Deus-Trindade pode ser de algum modo concebido por nosso coração e nossa razão, porque, nesse processo de conhecimento, ele é quem toma a iniciativa de dar-se a conhecer, ele é quem nos busca e nos abre o coração e a mente para desejá-lo, ele é quem se revela a nós. Partimos, portanto, de algo dado, o dom de sua revelação. Partimos do grande dom que foi a vinda do Filho Eterno à nossa história, para então vislumbrar aperitivos, acenos da manifestação dos três nos acontecimentos e palavras de sua revelação ao povo de Israel e para reconhecer os sinais da presença e ação dos três na obra da criação. Partimos do presente que o Pai nos deu, seu Filho amado, para então divisar a atuação dos três nas culturas e religiões e para comungar sua vida na intimidade da Igreja. Partimos da manifestação humana da divindade em Jesus de Nazaré, para então entrevermos o quão humanos e divinos já somos, o quanto cada um de nós é chamado a realizar-se e ser realizado no serviço aos irmãos e irmãs e na adoração do único Deus. 

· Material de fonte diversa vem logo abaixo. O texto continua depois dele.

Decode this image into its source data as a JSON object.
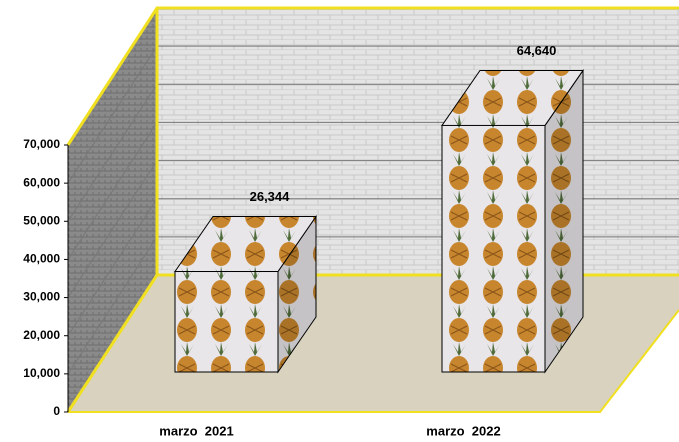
{
  "chart_data": {
    "type": "bar3d",
    "categories": [
      "marzo  2021",
      "marzo  2022"
    ],
    "values": [
      26344,
      64640
    ],
    "value_labels": [
      "26,344",
      "64,640"
    ],
    "ylim": [
      0,
      70000
    ],
    "yticks": [
      {
        "value": 0,
        "label": "0"
      },
      {
        "value": 10000,
        "label": "10,000"
      },
      {
        "value": 20000,
        "label": "20,000"
      },
      {
        "value": 30000,
        "label": "30,000"
      },
      {
        "value": 40000,
        "label": "40,000"
      },
      {
        "value": 50000,
        "label": "50,000"
      },
      {
        "value": 60000,
        "label": "60,000"
      },
      {
        "value": 70000,
        "label": "70,000"
      }
    ],
    "grid": true
  }
}
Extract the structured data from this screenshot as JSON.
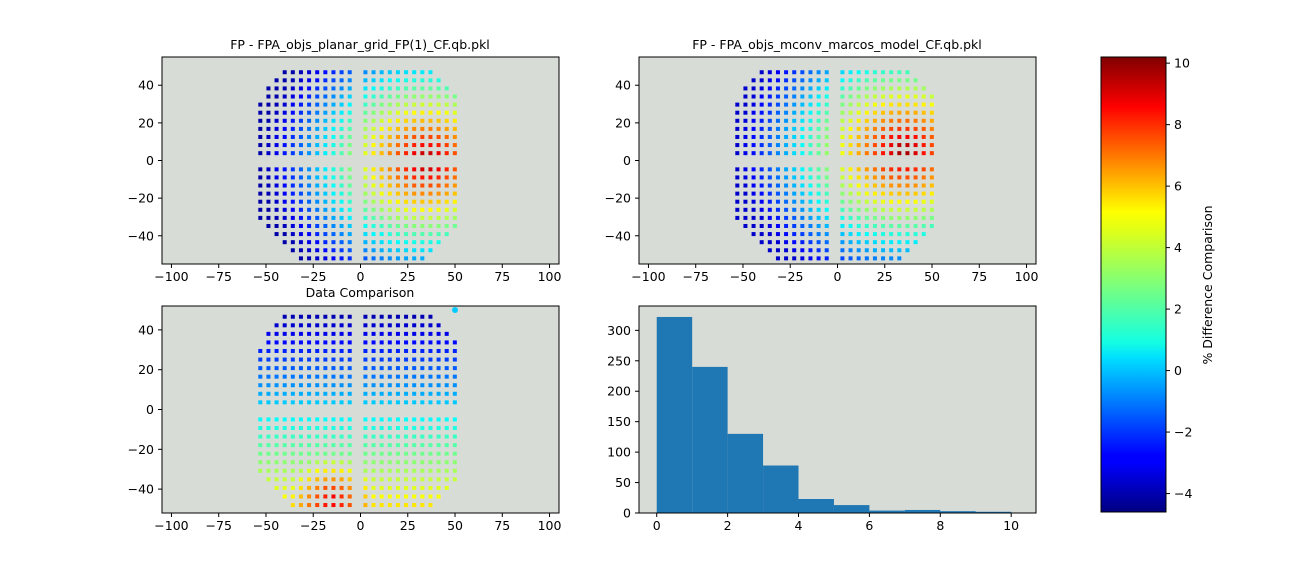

Assim, se ainda não tivéssemos percebido e experimentado a beleza e a gratuidade do amor e do conhecimento de Deus, ao menos por interesse pessoal e comunitário deveríamos nos dar a essa tarefa. Pois, quanto mais o conhecermos com o coração e o cérebro, quanto mais o amarmos com todas as forças e acima de todas as coisas, quanto mais deixarmos que Ele seja Deus e se revele a nós como Deus, em sua comunhão trinitária de amor, mais seremos humanos, menos egoístas, mais solidários e comunitários, menos desumanos e insensíveis. Quanto mais n'Ele crermos, mais seremos salvos, mais libertados de amarras egoístas, de medos e inseguranças, mais libertados das mazelas sociais da injustiça e da violência, da discriminação e da exclusão. O mistério central da fé é também o mistério central da salvação. 
Não podemos, por isso, deixar de aceitar o desafio de conhecer Aquele que nos ama com amor eterno, em suas três divinas pessoas: nosso Pai-Mãe em quem temos amparo, segurança e proteção; nosso Irmão, Amigo e Salvador, que por nós se fez homem, morreu e ressuscitou; nosso Advogado e Consolador, que nos anima e fortalece a permanecer firmes na fé, solícitos na caridade e corajosos na esperança. Enfim, o Deus que dá sentido à nossa/minha humanidade. 
Desde toda a eternidade o Pai envia o Filho que voltando ao Pai envia o Espírito. Deus, portanto, está acima de nós (Pai), ao nosso lado caminhando conosco (Filho) e dentro de nós, inspirando-nos e guiando-nos para o serviço e o amor aos irmãos (Espírito Santo). O Deus Uno e Trino que hoje celebramos nos envia a construir e fazer acontecer a comunhão que é sua vida mesmo.